When you write an apply Texas essay, you have the opportunity to make a difference and show the admission department a different you that they wouldn’t normally be exposed to during an interview. You have the chance to write about what matters to you or what you are passionate about.
This will also reflect on your values, and the officers get a better idea of how they can help you reach your goals. While they read your essay, they get an opportunity to see just how mature you are and how you, like many others in your generation, can change the world.
The Essay Requirements
When you are on the website, you will find four essay prompts geared toward freshman admissions. These are topics A, B, C, and D. You will also see three essay prompts that are not on the ApplyTexas application itself.
These three prompts are found on the UT Austin Essay Application though. They are topics N, S, and W. When writing an essay, you will see that there are no word limits; however, many colleges will suggest that the essays be a total of 1 to 1 1/2 pages long.
Requirements of Texas Colleges And Universities
In addition to the application and the essay, some colleges will also use that essay to help determine potential scholarship awards, honor programs, and other special majors that not everyone will qualify for. Find some essay submission requirement examples for each school are below.
Essay Requirements for UT Austin
- Write an essay on Topic A
- Write an essay on one more topic B, C, D, N, S, or W.
- Your second essay will be on Topic D if you are applying to enter into Fine Arts, Art and Art History, or Architecture.
- Your second essay will be on Topic N if you are applying for the nursing program.
- Your second essay will be on Topic W if you are applying for the social work program.
Essay Requirements for Texas A&M
- You will need to write essays on both Topic A and Topic B.
- If you find that you are not meeting automatic admission standards, it is recommended that you also write an essay on Topic C. This is not a requirement, only a suggestion.
Essay Requirements for Southern Methodist University
- You can choose which Apply Texas prompts you want to write about, as long as it follows the Southern Methodist University FAQ.
- Southern Methodist University accepts the Common App and its online application when applying.
Essay Requirements for Texas Christian University
- Write one essay on any of the topics that interest you
- Texas Christian University accepts the Common App as well as its online application.
Apply Texas Essay Example One: Family Paella, Tomas, and Cuban-German Heritage
“When I think of family, I taste Cuban “paella,” – but with something a little extra. My family’s unique mixture of second-generation Cuban and German-American makes large family gatherings all the more interesting.
My dad’s German side of the family is more traditional – every great paella needs a strong base of white rice. The Cubanos from my mom’s side mix in the exotic ingredients, the varied colors, and spices. While our family recipe contributes to who I am today, one of our most special ingredients stands out – loudly at times.
Holidays are a hive of activity. Pots clang while people loudly shuffle between rooms and from the kitchen to the backyard. Even I have trouble following the conversations.

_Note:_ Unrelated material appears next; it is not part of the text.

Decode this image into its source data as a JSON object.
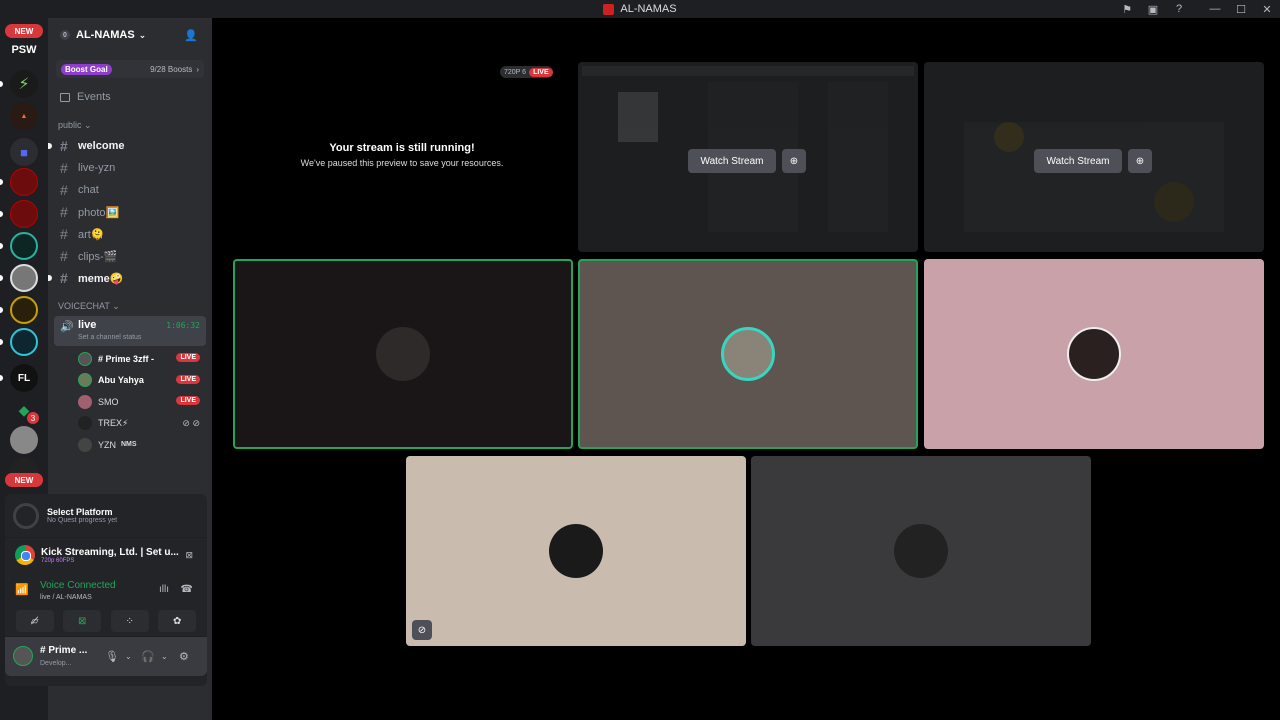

Any outsider may be intimidated by this chaos. For me, it’s normal. My Cuban grandparent’s house bustled. I love my grandmother’s traditional Cuban cooking, my favorite part.

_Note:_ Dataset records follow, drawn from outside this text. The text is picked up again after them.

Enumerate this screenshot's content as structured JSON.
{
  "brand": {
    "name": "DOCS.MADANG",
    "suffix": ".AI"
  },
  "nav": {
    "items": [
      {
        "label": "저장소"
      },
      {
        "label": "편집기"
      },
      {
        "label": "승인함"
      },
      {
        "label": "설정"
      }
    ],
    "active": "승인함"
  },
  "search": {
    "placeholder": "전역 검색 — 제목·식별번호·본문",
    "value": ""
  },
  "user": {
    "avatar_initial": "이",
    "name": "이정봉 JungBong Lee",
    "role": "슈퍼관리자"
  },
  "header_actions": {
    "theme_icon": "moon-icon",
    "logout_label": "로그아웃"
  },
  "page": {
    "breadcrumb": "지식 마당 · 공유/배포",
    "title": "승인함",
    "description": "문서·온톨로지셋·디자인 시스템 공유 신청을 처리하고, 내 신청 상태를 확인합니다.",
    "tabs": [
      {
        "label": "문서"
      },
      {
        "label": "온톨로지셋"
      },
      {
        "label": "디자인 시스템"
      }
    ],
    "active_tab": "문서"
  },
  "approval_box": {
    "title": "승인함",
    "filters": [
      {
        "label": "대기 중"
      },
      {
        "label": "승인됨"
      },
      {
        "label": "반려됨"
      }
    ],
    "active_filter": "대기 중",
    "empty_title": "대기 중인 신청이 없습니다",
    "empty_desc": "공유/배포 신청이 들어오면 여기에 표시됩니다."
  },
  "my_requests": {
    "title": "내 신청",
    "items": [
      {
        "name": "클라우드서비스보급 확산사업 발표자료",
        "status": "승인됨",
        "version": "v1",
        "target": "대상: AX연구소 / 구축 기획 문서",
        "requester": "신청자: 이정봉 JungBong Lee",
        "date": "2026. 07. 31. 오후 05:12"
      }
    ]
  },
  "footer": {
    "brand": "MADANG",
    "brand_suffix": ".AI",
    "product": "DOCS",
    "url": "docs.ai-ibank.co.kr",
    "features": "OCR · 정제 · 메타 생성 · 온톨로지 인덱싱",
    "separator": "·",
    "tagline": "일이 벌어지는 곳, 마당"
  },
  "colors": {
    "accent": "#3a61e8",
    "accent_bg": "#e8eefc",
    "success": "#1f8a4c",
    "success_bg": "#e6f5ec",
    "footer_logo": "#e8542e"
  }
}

Her savory concoctions helped endure the sometimes frustrating and unnecessarily excessive amount of visitors popping in to chat. Amid all the chaos, there remained one constant. Every weekday around 4 pm, a voice rose above the din, “Tyleeer!” Tomas announces his arrival.
Tomas is one of my closest cousins for many reasons. Not only is he a permanent fixture at grandparent’s house, but he also requires a bit of attention. Tomas has autism. He is our paella’s most special ingredient.

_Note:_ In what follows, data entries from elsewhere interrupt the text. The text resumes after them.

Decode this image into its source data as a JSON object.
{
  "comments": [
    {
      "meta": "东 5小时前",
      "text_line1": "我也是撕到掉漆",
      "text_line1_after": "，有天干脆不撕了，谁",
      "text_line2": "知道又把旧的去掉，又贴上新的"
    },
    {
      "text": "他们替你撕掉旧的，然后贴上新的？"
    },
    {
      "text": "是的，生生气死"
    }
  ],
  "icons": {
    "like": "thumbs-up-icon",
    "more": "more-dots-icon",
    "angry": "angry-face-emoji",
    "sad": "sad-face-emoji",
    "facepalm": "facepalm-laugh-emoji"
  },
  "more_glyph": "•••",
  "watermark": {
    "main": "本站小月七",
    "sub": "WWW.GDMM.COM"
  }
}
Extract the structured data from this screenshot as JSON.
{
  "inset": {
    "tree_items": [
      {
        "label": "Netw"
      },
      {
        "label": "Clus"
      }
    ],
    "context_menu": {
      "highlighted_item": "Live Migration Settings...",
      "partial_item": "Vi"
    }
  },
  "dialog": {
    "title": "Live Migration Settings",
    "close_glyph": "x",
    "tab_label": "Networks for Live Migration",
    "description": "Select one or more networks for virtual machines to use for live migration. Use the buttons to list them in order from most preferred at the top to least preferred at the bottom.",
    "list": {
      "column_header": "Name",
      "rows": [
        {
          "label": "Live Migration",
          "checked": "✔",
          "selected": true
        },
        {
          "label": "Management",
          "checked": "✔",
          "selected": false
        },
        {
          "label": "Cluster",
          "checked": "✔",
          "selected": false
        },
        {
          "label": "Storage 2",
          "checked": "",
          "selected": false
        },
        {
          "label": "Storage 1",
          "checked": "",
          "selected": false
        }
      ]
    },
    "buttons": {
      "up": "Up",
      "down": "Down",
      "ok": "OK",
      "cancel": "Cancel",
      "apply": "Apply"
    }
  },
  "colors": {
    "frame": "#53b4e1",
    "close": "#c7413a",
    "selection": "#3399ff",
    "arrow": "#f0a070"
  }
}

It feels awkward writing this because I know how much of a stigma the word “autism” carries. Once someone hears “autism,” that, unfortunately, becomes his defining characteristic. Tomas is much more than his autism, and what others see as a weakness, our family views it as one of his greatest gifts.
Tomas is one of the smartest and most compassionate kids that I know. It’s just sometimes he requires a little bit of extra attention. I learned this very quickly. Like many things in life, I adapted.
I am not going to lie, sometimes, settling Tomas down or working through a task with him proves a huge struggle. Small tasks are easy to manage like helping with his homework or playing around the house.
But when he starts knocking things off the shelves at Tom Thumb, and the stares from other customers turn their gaze and judgment, things become complicated. In these moments, he pushes our patience to their limits.
These often daily occurrences began wearing me down. Looking back, I recognize that with every “grocery store tantrum,” I grew as a person.
Tomas grants me the humility that I will never be able to teach or change him. With each test, I become a little more conscientious and composed.
Most importantly, he reminds me of the importance of accepting others no matter the label attached to them.
While I see strangers in public judging Tomas based only on a limited snapshot or one instance of an outburst, it falls on the responsibility of each individual to withhold judgment and put yourself in someone else’s shoes. I can’t control their stares.
No matter what stigma or connotation someone’s appearance or disability may have, I do my best to look past appearances and see the whole person.
I started to realize this importance when I perceived qualities in Tomas that others wouldn’t have allowed their own time or energy for him to share.
People are complex and multidimensional. When we apply labels and make assumptions, these sometimes become unintentional put-downs. In the end, Tomas and I’s unconditional love and trust cannot be broken.
Tomas pushes me to my temperamental boundaries, and sometimes I want to surrender, but I don’t. As I’ve become older, I’m especially grateful for this special ingredient in my life. Without it, our paella wouldn’t be complete.”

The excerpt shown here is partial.